Politik

Anti-Gesichtsverhüllungsgesetz

Der Kälte in dieser Weise trotzen darf man in Österreich ab morgen nur mehr mit Erlaubnis des Innenministers.

Dieses Wort zergeht einem nicht auf der Zunge. Es empfiehlt sich für die Kategorie „Unwort des Jahres“, die legistische Abkürzung „AGesVG“ inklusive. Nun also auch Österreich! Und wieder einmal geht es um pure Anlassgesetzgebung, die im Beipacktext ihrer Wirksamkeit (das Gesetz tritt morgen am 1. Oktober 2017 in Kraft) mit rhetorischem Balsam zu beschwichtigen versucht.

Natürlich hat dieses Gesetz eine Zielgruppe. Es geht um jene Frauen, die ihren muslimischen Glauben konservativ (streng) leben, die ihr Gesicht verhüllen. Wie viele es davon in Österreich gibt, die in Burka oder Nikab unterwegs sind und deren dadurch verhüllte Identität derart mit Gefahrenpotenzial aufgeladen eingeschätzt wird, sodass es eines Gesetzes bedarf, um das Gesicht zu enthüllen, weiß niemand. Bei Nichtbefolgen einer Aufforderung durch die Exekutive, das Gesicht frei zu machen, droht eine Verwaltungsstrafe bis zu 150 Euro. „Wenn man die Religionsfreiheit akzeptiert, muss man auch die Sichtbarkeit der Religion akzeptieren“, argumentiert der algerisch-französische Geschäftsmann Rachid Nekkaz, der wie schon in anderen Ländern mit Verhüllungsverbot (u.a. Frankreich, Belgien, Bulgarien, Schweiz) bereit ist, für Betroffene die Strafen zu bezahlen (Quelle: religion.orf.at, 29.9.2017).

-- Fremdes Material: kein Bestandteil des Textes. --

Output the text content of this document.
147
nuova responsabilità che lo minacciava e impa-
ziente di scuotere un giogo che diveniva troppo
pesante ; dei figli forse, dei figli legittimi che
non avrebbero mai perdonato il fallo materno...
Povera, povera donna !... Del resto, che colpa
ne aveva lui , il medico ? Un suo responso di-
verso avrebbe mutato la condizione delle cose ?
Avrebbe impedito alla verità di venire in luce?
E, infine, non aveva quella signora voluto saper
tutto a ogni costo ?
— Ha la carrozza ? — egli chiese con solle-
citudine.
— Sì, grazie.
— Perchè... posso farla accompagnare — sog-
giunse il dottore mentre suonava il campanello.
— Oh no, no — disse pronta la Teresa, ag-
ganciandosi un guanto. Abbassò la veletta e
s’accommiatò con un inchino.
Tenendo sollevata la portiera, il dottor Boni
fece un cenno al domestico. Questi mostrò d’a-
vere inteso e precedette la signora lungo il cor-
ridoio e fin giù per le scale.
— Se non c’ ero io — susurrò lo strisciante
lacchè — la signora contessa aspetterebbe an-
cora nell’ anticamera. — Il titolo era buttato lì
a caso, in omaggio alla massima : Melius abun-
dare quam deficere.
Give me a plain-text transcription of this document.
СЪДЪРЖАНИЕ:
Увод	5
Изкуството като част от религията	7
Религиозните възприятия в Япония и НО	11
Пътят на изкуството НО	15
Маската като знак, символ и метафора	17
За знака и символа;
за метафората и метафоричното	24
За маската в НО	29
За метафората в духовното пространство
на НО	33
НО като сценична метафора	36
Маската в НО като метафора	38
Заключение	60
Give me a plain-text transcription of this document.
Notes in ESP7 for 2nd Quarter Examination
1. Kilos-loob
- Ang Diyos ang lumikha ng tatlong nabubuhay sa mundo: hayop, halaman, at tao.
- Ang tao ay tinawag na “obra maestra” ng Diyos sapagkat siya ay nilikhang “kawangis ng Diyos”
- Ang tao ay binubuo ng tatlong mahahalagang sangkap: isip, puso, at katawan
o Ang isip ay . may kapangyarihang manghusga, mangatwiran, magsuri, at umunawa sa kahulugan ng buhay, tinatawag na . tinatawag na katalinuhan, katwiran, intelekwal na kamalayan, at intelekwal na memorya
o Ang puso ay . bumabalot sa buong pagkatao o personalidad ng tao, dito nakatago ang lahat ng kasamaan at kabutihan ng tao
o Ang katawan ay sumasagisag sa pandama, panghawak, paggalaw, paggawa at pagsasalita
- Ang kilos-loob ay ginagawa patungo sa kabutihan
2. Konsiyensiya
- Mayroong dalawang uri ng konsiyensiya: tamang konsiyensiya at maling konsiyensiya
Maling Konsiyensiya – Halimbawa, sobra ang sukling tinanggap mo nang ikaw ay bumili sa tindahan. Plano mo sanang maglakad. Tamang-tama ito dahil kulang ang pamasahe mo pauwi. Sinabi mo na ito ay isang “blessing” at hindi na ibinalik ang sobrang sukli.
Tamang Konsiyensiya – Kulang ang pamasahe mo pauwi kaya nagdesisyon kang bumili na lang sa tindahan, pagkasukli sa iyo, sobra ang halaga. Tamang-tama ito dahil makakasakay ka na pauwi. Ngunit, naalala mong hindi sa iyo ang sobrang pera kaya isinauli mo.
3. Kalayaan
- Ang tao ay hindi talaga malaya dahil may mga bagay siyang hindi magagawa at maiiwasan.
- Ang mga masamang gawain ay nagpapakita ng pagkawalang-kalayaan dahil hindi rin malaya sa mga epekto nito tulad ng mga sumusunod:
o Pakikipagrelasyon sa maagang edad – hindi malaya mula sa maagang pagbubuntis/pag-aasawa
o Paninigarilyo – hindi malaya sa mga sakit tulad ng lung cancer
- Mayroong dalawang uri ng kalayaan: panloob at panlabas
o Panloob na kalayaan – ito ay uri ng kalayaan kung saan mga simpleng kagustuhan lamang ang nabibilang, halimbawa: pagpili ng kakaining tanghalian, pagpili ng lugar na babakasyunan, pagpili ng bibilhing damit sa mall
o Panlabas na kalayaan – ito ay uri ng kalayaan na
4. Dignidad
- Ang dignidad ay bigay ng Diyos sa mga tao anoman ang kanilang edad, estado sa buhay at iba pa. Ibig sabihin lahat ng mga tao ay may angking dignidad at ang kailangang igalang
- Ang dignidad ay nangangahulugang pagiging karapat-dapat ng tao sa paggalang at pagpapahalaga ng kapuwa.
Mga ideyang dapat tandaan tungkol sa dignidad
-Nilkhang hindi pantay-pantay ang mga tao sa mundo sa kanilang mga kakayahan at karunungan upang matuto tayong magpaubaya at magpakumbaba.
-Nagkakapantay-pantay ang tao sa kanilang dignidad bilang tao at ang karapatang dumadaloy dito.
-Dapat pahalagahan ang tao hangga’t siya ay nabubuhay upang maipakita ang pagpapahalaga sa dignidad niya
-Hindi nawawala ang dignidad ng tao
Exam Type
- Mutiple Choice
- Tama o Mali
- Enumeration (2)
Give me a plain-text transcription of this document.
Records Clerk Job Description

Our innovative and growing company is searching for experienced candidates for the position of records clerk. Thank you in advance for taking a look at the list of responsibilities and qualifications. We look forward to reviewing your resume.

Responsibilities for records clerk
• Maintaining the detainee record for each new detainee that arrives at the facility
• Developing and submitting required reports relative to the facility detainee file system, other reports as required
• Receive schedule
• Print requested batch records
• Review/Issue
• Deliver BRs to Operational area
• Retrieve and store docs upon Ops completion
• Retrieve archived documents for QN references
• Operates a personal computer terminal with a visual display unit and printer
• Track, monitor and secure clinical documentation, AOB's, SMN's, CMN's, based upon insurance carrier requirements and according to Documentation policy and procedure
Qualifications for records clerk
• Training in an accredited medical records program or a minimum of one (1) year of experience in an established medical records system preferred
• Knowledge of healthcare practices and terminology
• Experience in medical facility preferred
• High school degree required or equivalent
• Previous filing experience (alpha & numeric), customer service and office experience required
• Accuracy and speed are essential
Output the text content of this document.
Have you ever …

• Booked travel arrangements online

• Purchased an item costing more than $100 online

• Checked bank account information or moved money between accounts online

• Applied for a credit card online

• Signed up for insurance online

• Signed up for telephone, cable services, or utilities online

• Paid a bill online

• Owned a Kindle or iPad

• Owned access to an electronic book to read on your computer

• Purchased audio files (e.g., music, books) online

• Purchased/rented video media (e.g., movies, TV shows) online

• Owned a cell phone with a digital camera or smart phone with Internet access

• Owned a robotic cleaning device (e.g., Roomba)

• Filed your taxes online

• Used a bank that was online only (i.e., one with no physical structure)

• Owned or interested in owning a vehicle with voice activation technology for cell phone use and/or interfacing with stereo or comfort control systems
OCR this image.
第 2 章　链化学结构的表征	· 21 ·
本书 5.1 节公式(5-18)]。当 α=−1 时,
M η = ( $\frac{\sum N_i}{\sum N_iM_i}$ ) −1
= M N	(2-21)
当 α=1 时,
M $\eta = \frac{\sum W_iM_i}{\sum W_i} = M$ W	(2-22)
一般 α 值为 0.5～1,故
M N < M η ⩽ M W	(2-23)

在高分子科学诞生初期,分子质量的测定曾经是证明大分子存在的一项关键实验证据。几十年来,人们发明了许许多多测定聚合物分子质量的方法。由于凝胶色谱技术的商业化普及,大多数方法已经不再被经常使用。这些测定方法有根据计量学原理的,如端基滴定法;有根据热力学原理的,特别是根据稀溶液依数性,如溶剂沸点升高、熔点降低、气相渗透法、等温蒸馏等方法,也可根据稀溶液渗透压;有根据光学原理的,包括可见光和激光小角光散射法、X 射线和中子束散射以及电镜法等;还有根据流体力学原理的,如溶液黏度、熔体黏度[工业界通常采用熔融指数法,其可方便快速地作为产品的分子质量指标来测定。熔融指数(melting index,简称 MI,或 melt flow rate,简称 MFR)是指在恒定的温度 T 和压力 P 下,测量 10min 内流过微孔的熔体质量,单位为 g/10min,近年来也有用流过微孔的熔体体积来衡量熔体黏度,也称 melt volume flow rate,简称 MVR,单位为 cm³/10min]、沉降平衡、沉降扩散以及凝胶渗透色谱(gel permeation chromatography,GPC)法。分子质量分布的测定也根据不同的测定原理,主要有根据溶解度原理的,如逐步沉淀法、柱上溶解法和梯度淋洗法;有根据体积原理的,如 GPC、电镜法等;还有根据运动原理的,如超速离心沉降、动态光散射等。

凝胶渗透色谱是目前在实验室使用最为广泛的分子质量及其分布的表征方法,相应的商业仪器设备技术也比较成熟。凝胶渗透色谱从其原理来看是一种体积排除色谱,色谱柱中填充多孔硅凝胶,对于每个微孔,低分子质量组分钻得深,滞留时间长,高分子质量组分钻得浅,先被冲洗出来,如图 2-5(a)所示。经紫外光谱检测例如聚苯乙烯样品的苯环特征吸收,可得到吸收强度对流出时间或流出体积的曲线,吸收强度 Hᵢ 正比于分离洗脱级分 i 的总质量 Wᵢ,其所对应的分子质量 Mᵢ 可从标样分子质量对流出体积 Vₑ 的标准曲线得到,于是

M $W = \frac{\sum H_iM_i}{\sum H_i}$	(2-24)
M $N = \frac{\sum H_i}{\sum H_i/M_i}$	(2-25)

Zur „Neutralisierung“ des eine Glaubensgemeinschaft diskriminierenden Gesetzes regelt dieses auch andere unliebsame Gesichtsverhüllungen, beispielsweise Clownmasken außerhalb der Faschingszeit, Gesetzgebung im Reiz-Reaktionsschema zum Phänomen der „Horrorclowns“. Es bestimmt darum auch Ausnahmen, zum Beispiel für den Mundschutz von Medizinern oder Handwerkern. Wer aus gesundheitlichen Gründen sein Gesicht zu verhüllen hat (Verbände, Augenbinden, Mundschutz), braucht ein medizinisches Attest in der Tasche, um nicht in Konflikt mit dem Gesetz zu kommen. Die Satiriker von dietagespresse.com machten sich bereits Sorgen um die Gesichter ungeschützter Imker. Freuen wir uns auf die Erfüllung des Informationsauftrags des öffentlich-rechtlichen Rundfunks, der uns jeden Morgen in der kalten Jahreszeit dann die Erlaubnis des Innenministers vermitteln wird, dass sich wegen eisiger Kälte die Bevölkerung mit Schal über Mund und Nase schützen darf.

Wir haben mit den höflichen Worten des österreichischen Kardinals Christoph Schönborn einen „zu starken Eingriff in zivile Freiheiten“, einen neuerlichen Angriff auf die Grundrechte und damit schlicht wieder einmal zu viel Staat im Privaten!